Ginevra, 23 December, 2015 / 12:00 AM
Mentre si fa sempre più concreto il rischio di una guerra civile in Burundi, la Santa Sede ha fatto un appello affinché le Nazioni Unite lavorino sul territorio e fermino l’escalation di una violenza. L’intervento dell’Arcivescovo Tomasi, breve e concise, ha avuto luogo lo scorso 17 dicembre, durante una sessione speciale del Consiglio dei Diritti Umani sul caso Burundi. Una sessione di cui è stata data poca notizia.

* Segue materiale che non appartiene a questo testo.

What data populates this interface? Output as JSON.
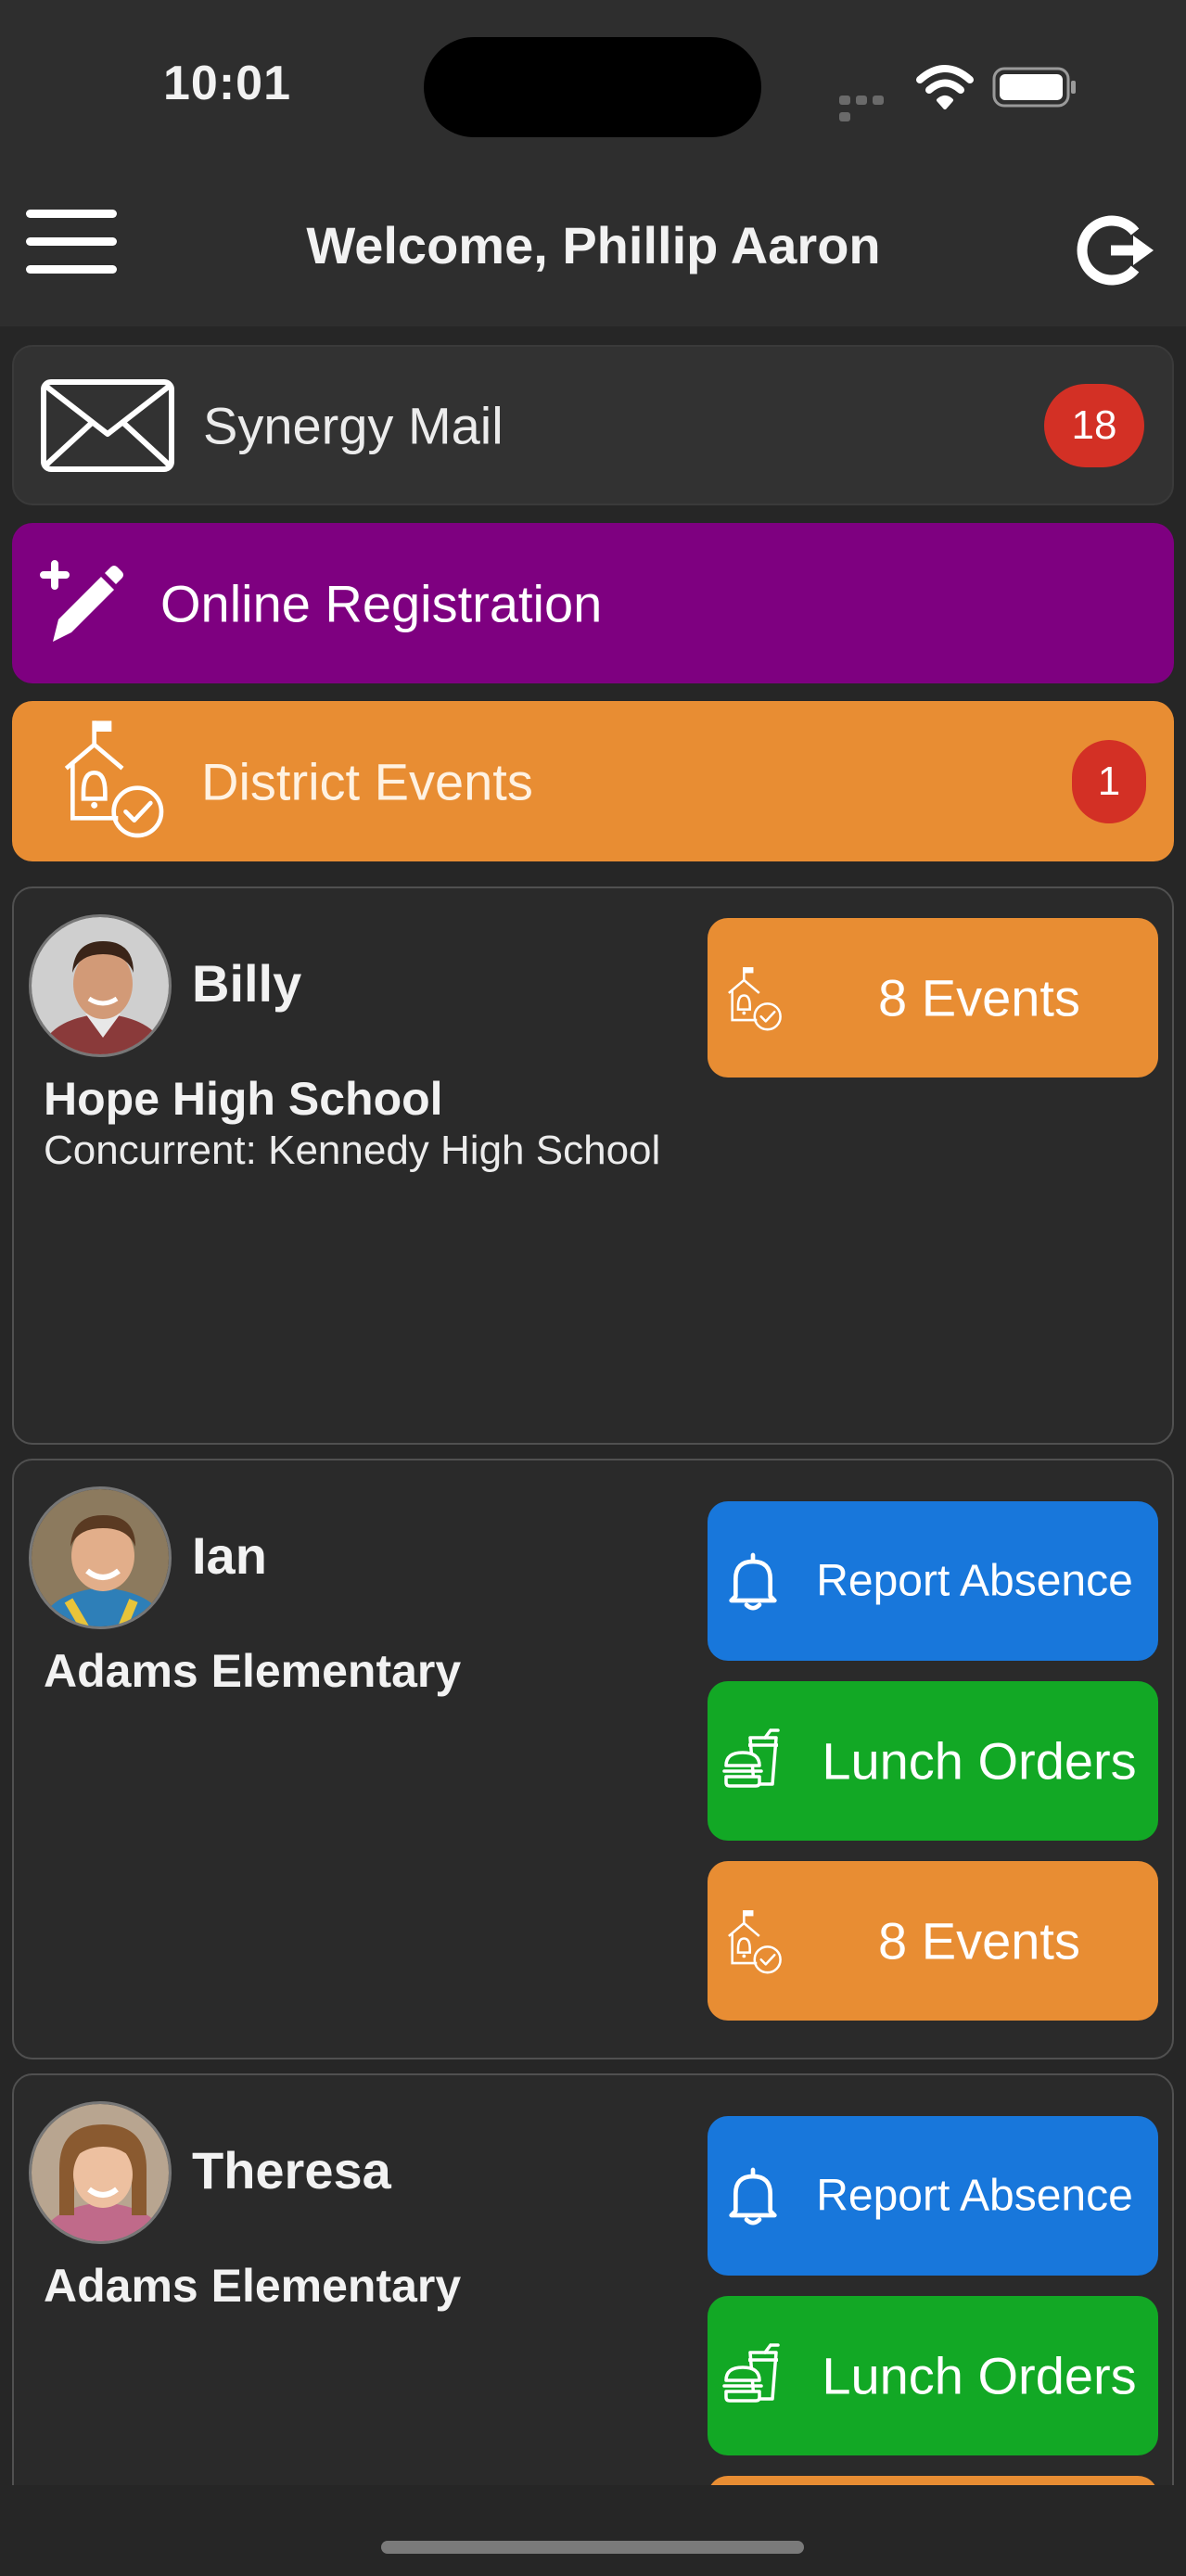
{
  "status_bar": {
    "time": "10:01"
  },
  "header": {
    "title": "Welcome, Phillip Aaron"
  },
  "quick_links": {
    "mail": {
      "label": "Synergy Mail",
      "badge": "18"
    },
    "registration": {
      "label": "Online Registration"
    },
    "district_events": {
      "label": "District Events",
      "badge": "1"
    }
  },
  "students": [
    {
      "name": "Billy",
      "school": "Hope High School",
      "concurrent": "Concurrent: Kennedy High School",
      "events_label": "8 Events"
    },
    {
      "name": "Ian",
      "school": "Adams Elementary",
      "report_absence_label": "Report Absence",
      "lunch_label": "Lunch Orders",
      "events_label": "8 Events"
    },
    {
      "name": "Theresa",
      "school": "Adams Elementary",
      "report_absence_label": "Report Absence",
      "lunch_label": "Lunch Orders"
    }
  ],
  "colors": {
    "registration": "#7e0080",
    "events": "#e88d33",
    "report_absence": "#1877db",
    "lunch": "#12a825",
    "badge": "#d33025"
  },
  "icons": [
    "menu-icon",
    "refresh-icon",
    "mail-icon",
    "pencil-plus-icon",
    "school-bell-check-icon",
    "bell-icon",
    "lunch-icon"
  ]
}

Eppure la sessione aveva il suo peso. Perché le Nazioni Unite hanno poi deliberato di inviare 5000 “peacekeepers”, ma le stesse autorità del Burundi hanno affermato di temere una “invasione” occidentale nella crisi. E perché le Nazioni Unite hanno chiuso una missione di pace lo scorso dicembre, e non l’avevano voluta replicare, tanto che la stampa internazionale si è cominciata a chiedere se le Nazioni Unite avrebbero potuto fare di più per il Burundi.
Secondo l’arcivescovo Tomasi, “la presente crisi, e gli ostacoli all’esercizio dei diritti umani in questa città, evocano tensioni passate che hanno colpito questa e alter nazioni nella Regione dei Grandi Laghi. Queste tensioni, come le loro tragiche conseguenze, non sono mai state adeguatamente affrontate nonostante le successive iniziative di recupero e riconciliazione”.
La Santa Sede delinea una road map in quattro punti: porre in essere sforzi internazionali che garantiscano la fine della violenza e prevengano il traffico di armi; promuovere l’effettivo, obiettivo, aperto e trasparente sforzo per la riconciliazione, il dialogo e la costruzione della pace; assicurare una mediazione non di parte sul conflitto e stabilire processi democratici trasparenti e che includano tutti i settori della popolazione; e costruire condizioni che permettano la sicurezza del sicuro e volontario ritorno dei rifugiati.
Tutto deve essere fatto nel rispetto dei diritti umani, conclude l’Arcivescovo Tomasi.